Islamic banks are subject to the provisions set by the Islamic Shariah to be rightly called as ‘Islamic’; the factor that distinguishes them from their conventional counterparts (Ahmad, 2000). Islamic banks avoid usury transactions and adhere to a few restrictions to align with the legal requirements of banking and finance set by Shariah. In addition to avoiding usury, uncertainty and gambling in their financial activities, Islamic financial institutions (IFIs) are also necessitated to observe some Islamic business ethics and norms including principle of justice, fulfilling covenants, and removal of hardship etc. (Ayub, 2007). These restrictions are in place to guard the Islamic banking business and motivate the institutions to make legitimate profit only through real economic activities that are inherently inseparable from risks, unlike the conventional banking business, which is based on usury and guaranteed quick profits. Islamic banks should thus embrace governance, especially Shariah governance, to avert Shariah risk that is specific to Islamic banking system.

While corporate governance, in general, serves as a comprehensive framework enabling companies to establish the modus operandi, management, monitoring, and overall performance evaluation, in the context of Islamic banking corporate governance is supplemented by an additional dimension known as Shariah governance. This supplementary component aims to safeguard that the financial institutions, purporting to abide by religious principles, uphold these principles consistently across their management practices, product offerings, service provisions, internal operations, accounting procedures, and customer interactions.

Shariah governance is an essential aspect of Islamic financial institutions as it serves to verify their commitment to the provisions of Islamic Shariah. Compliance with these provisions distinguishes Islamic financial institutions from their conventional counterparts. These distinguishing factors brings additional risks and challenges that are unique to IFIs. IFI’s exposure to default risk, market risk, credit risk, liquidity risk, and Shariah non-compliance risk (International Monetary Fund, 2018) adds to the complexities of Islamic financial services and hence the difficulty in enforcing Islamic financial instruments in certain legal environments (Karim & Archer, 2011).
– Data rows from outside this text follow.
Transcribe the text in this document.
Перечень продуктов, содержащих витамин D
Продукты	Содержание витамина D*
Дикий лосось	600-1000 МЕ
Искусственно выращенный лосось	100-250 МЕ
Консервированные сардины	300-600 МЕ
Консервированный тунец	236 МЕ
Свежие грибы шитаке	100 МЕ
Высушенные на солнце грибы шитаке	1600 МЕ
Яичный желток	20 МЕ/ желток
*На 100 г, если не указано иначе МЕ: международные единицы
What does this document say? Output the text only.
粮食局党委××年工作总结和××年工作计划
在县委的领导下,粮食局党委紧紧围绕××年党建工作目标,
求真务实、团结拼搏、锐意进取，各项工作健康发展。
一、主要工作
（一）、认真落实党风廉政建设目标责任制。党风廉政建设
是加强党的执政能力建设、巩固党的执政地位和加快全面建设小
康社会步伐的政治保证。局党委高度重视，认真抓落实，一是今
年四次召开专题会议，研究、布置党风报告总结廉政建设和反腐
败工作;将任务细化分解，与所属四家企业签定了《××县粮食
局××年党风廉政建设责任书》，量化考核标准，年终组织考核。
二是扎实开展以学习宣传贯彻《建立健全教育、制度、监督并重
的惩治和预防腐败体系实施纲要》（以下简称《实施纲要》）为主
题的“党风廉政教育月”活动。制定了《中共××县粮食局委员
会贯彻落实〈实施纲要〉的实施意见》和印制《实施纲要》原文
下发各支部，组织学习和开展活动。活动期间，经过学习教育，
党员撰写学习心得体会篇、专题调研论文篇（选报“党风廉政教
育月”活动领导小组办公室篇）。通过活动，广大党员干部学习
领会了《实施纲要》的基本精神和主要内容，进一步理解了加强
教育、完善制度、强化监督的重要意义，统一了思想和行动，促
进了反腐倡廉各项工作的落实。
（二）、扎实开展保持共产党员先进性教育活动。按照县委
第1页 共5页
The Islamic Financial Services Board (IFSB) defines the Shariah governance system as “a set of institutional and organizational arrangements through which IFIs ensure that there is effective independent oversight of Shariah compliance over the issuance of relevant Shariah pronouncements, dissemination of information and an internal Shariah compliance review” (IFSB, 2009).

Hence, Shariah governance is a complete system that outlines how IFIs follow the Shariah principles in conducting their business functions (Ginena & Hamid, 2015), and failure to adhere to Shariah governance exposes Islamic financial institutions to the risk of Shariah non-compliance. This risk not only jeopardizes the reputation of the Islamic financial institution but also undermines the confidence customers have placed in them. Consequently, the institutions lose the competitive edge provided by their Islamic identity, which enables them to attract customers. Additionally, non-compliance with Shariah can result in financial losses for the institution. If a transaction is found to be non-compliant, the Shariah controllers may decide to withhold the profits derived from it as a means to remove any impermissible elements. Furthermore, the lack of Shariah compliance may lead customers to initiate legal proceedings against the offending institution, resulting in procedural expenses or fines.